Date: 2005-01-28 01:06 pm (UTC)
From: [identity profile] onebyone.livejournal.com
Just for the record, in my mind "Dr" is pronounced "Doctor", "wtf" is pronounced "what the fuck", and "HTTP" is pronounced "aitch tee tee pee".

Date: 2005-01-28 01:10 pm (UTC)
From: [identity profile] venta.livejournal.com
Aye, that's a fair point. Hadn't thought of it like that.

Date: 2005-01-28 01:12 pm (UTC)
From: [identity profile] bateleur.livejournal.com
What's your distinction between (2) and (3) ?

That in the case of (2), the reader will need to mentally expand the phrase into its long form (well, unless they are familiar with it already), whereas with (3) you just use the thing as an atomic token which has a certain associated meaning which you will need to learn from scratch.

There are grey areas, of course. Something like FIFO, for example, is an atomic thingummy to me now, but when I first met it I would mentally expand it out and think about it for a bit (then get it wrong).

Date: 2005-01-28 01:31 pm (UTC)
From: [identity profile] broadmeadow.livejournal.com
> 2) WTF ? - An (acronym and an) abbreviation.
> 3) HTTP - An acronym (and an abbreviation).

I disagree, because whether you mentally read these in full or as their letters (ie "What The Fuck" or "Double-you Tee Eff") neither case is a new word in its own right (see my post below). If case 2 was pronounced "wuttuff" then it would also be an acronym.

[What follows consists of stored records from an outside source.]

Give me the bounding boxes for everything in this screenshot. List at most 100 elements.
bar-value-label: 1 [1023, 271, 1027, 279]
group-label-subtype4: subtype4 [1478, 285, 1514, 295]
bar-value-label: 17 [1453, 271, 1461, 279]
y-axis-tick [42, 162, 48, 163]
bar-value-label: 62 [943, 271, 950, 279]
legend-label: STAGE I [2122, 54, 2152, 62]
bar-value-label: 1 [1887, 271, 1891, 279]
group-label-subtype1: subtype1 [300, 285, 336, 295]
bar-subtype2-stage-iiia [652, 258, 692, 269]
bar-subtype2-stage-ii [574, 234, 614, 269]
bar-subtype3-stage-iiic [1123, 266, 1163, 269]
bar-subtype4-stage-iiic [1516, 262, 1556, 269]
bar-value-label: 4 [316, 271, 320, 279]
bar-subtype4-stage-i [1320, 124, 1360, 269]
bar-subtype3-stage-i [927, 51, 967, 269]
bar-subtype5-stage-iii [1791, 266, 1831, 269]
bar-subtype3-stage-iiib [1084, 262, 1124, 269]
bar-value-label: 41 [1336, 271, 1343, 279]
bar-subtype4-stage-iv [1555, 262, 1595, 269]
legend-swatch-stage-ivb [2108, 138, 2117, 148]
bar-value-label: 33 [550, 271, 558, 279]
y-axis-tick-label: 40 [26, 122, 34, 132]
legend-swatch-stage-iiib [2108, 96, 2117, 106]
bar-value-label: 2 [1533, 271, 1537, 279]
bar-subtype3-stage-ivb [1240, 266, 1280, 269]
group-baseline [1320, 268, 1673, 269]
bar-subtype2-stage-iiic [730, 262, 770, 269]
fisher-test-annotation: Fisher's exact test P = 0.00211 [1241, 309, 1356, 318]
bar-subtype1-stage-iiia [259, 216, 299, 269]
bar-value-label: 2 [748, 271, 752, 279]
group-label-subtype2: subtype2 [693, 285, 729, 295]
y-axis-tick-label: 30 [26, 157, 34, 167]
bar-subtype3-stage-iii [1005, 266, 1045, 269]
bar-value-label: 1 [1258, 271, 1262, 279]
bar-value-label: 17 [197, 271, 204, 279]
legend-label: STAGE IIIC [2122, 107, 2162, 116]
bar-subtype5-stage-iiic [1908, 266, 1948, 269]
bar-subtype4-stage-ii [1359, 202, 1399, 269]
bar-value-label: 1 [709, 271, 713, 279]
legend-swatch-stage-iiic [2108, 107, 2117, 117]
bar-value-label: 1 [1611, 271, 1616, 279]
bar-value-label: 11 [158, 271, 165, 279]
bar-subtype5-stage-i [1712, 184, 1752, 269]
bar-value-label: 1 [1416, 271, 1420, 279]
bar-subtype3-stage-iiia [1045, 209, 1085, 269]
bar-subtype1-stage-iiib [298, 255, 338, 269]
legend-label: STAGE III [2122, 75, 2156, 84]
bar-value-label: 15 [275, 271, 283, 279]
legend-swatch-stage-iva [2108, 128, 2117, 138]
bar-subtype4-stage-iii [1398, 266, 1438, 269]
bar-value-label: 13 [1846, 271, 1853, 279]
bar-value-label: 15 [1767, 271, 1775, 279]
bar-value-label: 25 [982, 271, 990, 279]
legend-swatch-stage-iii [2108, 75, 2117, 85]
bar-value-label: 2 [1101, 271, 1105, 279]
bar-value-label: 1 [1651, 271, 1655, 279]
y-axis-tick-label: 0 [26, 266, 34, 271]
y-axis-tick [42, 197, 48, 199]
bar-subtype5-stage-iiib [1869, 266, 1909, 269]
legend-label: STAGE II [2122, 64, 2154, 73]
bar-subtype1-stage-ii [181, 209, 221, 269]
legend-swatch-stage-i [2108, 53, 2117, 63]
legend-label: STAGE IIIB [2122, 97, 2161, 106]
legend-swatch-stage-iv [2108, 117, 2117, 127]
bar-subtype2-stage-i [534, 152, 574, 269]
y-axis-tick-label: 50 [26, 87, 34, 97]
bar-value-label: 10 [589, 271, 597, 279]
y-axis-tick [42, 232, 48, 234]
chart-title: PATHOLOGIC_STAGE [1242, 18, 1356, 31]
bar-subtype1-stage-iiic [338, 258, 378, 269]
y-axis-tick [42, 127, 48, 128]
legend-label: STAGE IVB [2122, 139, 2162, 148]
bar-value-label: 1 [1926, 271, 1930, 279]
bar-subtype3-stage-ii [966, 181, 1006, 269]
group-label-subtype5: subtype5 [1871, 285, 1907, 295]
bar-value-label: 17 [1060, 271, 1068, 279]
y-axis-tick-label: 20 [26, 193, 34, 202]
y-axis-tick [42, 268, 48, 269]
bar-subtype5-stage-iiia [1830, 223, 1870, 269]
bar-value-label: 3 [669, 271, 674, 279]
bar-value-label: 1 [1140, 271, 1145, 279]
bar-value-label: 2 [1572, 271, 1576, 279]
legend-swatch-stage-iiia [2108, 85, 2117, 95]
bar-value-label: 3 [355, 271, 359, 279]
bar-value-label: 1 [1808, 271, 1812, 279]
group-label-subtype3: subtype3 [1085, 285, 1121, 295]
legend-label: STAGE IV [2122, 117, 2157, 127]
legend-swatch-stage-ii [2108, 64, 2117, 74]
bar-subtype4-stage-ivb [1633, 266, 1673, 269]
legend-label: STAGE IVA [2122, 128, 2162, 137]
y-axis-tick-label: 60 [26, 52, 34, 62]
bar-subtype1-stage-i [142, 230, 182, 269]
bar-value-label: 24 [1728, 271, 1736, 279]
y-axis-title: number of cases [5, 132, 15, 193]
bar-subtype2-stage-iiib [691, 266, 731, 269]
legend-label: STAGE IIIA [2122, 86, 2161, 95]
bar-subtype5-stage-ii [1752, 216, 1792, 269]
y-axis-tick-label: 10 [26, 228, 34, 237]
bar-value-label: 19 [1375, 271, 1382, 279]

Date: 2005-01-28 01:53 pm (UTC)
From: [identity profile] bateleur.livejournal.com
Maybe in some pedantic sense you are right, but I refuse to live in a world where TLA is not an acronym !

Date: 2005-01-28 01:56 pm (UTC)
From: [identity profile] broadmeadow.livejournal.com
Abbreviation and Acronym both begin with A!

Date: 2005-01-28 02:16 pm (UTC)
From: [identity profile] venta.livejournal.com
I always thought the A in TLA was for Abbreviation ?

Date: 2005-01-28 03:16 pm (UTC)
From: [identity profile] bateleur.livejournal.com
It can, but didn't originally.

As always, see Wikipedia for more detail than you could possibly want !

Date: 2005-01-28 02:15 pm (UTC)
From: [identity profile] venta.livejournal.com
neither case is a new word in its own right

I'm not sure we all agree it has to be, though, that's just the definition you're using :)

Date: 2005-01-28 02:38 pm (UTC)
From: [identity profile] broadmeadow.livejournal.com
Indeed. That's merely the reason I disagree with the original assertion.

Hopefully we'll get this resolved - and I may well be incorrect. I'm certainly troubled by my conclusion that "shouldn't" is an acronym by my definition. In fact, www.dictionary.com seems to support the general premise that acronyms are "new" words, but discount the "shouldn't" case:

acronym: A word formed from the initial letters of a name, such as WAC for Women's Army Corps, or by combining initial letters or parts of a series of words, such as radar for radio detecting and ranging.

["shouldn't" being discounted because of the explicit requirement that initial letters form the new word.]

This definition of acronym seems to correspond to my understanding, but I'm not prepared to regard this website as the final authority!

[Is "WAC" a good example? I presume it is intended to be read as "whack" - but this isn't a known case to me, so I'd tend to read this as the three letters by default.]

And are we doing this one to death?!